Pero la gente, que debe ser que tiene en muy poca estima su integridad física, suele preguntarme constantemente por un cuarto hijo. Más bien por la cuarta; esa niña que no he tenido y cuya ausencia parece preocupar muchísimo a todo el mundo. Debe ser que la falta de variedad genérica tra e mala suerte y problemas de pareja – se me ocurre que por el usufructo del mando de la tele-, porque si no no me lo explico.
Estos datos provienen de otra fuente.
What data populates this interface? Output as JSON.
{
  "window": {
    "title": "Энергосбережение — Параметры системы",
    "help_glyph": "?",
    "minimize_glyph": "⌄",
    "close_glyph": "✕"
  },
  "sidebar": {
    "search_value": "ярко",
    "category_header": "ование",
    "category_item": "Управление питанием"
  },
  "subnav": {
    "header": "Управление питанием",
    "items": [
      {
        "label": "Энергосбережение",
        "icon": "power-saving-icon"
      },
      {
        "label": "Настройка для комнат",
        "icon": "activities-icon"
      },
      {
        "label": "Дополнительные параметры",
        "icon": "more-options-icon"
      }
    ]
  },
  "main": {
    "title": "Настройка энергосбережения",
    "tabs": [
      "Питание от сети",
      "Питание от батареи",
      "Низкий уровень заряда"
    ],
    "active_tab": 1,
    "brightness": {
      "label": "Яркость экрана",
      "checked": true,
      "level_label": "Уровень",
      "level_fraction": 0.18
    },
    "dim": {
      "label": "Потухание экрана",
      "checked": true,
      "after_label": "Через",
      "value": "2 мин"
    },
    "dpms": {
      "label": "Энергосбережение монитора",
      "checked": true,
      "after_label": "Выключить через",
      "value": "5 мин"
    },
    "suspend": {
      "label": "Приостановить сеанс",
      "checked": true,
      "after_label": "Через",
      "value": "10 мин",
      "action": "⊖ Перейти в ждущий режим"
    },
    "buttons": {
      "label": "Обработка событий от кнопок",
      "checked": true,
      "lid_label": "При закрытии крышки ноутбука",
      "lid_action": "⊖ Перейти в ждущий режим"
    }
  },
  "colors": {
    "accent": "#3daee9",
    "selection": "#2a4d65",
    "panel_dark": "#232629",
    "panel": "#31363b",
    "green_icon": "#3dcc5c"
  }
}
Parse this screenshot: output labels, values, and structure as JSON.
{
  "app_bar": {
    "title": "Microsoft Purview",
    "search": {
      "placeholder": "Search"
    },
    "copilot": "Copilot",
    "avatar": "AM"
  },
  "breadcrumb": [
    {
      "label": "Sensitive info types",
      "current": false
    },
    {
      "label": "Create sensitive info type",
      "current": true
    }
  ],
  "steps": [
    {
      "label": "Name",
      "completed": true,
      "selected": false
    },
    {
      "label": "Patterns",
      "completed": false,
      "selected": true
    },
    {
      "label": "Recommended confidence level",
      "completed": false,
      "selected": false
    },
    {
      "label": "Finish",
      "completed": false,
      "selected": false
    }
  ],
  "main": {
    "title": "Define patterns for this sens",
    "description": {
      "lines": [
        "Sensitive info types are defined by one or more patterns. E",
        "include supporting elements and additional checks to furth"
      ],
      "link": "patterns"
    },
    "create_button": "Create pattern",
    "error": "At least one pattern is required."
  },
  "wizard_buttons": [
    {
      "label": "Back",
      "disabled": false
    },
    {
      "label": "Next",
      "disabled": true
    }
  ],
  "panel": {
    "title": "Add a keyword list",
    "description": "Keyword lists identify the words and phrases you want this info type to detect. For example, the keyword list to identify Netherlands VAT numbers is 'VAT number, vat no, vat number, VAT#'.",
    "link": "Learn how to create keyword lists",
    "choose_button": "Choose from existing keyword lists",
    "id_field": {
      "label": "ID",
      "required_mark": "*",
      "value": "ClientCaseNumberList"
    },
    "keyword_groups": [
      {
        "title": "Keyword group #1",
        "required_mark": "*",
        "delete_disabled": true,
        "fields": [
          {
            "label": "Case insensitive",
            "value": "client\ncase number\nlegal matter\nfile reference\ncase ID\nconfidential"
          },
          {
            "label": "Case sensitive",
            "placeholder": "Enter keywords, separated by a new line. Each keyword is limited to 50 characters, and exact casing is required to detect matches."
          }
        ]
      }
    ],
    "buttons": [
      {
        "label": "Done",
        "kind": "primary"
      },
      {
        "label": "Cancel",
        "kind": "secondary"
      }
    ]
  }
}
Mis únicas aliadas en esta lucha por la dignidad del plantón procreativo son otras madres

  • Las que tienen recién nacidos esgrimen como argumento definitivo los daños colaterales de todo embarazo, ya sean las molestias típicas por duplique de peso o la engorrosa metamorfosis en incubadora a ojo ajeno sin excepción.
  • Las más veteranas, a pesar de sufrir a diario desplantes púberes de diversa índole, arrugan la nariz y blanquean los ojos en cuanto oyen hablar de pañales, lactancias, noches a trompicones o papillas de frutas. Volver a taponar los enchufes y desempolvar la trona no es opción.
  • Las de mi quinta, esas que ya no usamos cochecito pero seguimos llevando algún pañal en el coche, que alternamos con soltura risas flojas y miradas homicidas, solemos llevar a los argumentos del plantón reproductivo colgados de la pierna, el bolso o cualquier parte saliente de nuestra castigada anatomía. Y estamos más que dispuestas a utilizarlos para persuadir a impertinentes preguntones.

La decisión final

Pero luego están esos momentos, en los que te encuentras mirando con pena unos bodies costrosos para retirar o te sientes despechada cuando el pequeño rechaza  tu mano al bajar las escaleras; cuando te das cuenta de que estás en ese punto crucial, esa coyuntura definitiva en la que tienes que plantearte tener otro ya o parar para siempre.

Por suerte esas enajenaciones suelen ser transitorias y durar poco. Exactamente lo que tarda alguno de los otros en arañar a su hermano o colorear el sofá. Y oigan, siempre podremos olisquear bebés ajenos para paliar la saudade, aunque sólo sea un ratito.